Got a question on the clocking in the Hercules, and I guess microcontrollers in general (still somewhat new to microcontrollers, especially the intricacies). What is the dependency on the the peripheral and system clock and instruction execution? So the CPU executes at up to 330MHz, but when I toggle the a pin on and off (just sit in a while loop and switch the pin voltage high and low, nothing else), I get an output frequency of about 3.4MHz when the peripheral clock is running at 75MHz. This makes sense since this means that it takes about 140ns to switch (a load and store instructions take about 5 cycles each, and at 75MHz that is 133ns, plus another instruction or two in there).
So, my question is, when is each clock used? When executing an instruction that needs a peripheral, does the execution clock "switch" (CPU clock is used until something needs to be stored in a peripheral register), effectively lowering the execution speed? I'd imagine that this is the case since there may be dependencies/linearity needed when executing instructions (don't want to start an instruction if the peripheral based instruction needs to finish first).

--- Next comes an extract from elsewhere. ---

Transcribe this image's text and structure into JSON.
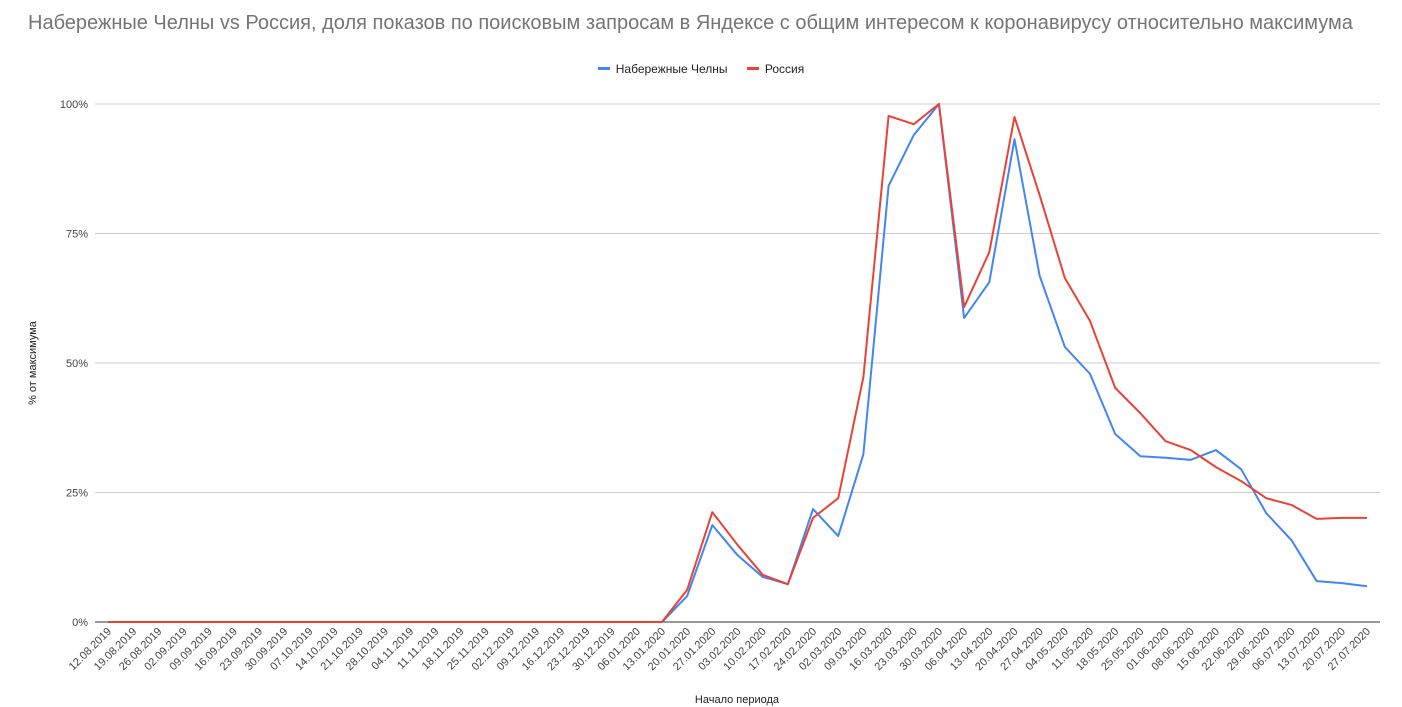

I've also been wondering, what is the difference between the system clock and the CPU clock? I'm guessing that the CPU clock just runs the CPU instructions (CPU register access, ALU stuff, etc...) and the system clock does data transfers between the different subsystems (memory, cache, bus access, etc...).
Hopefully those questions make sense, I'm still trying to sort it out in my head a bit. Also, if this subject is already in some documentation, just let me know where it is since I haven't seen anything that really describes this stuff.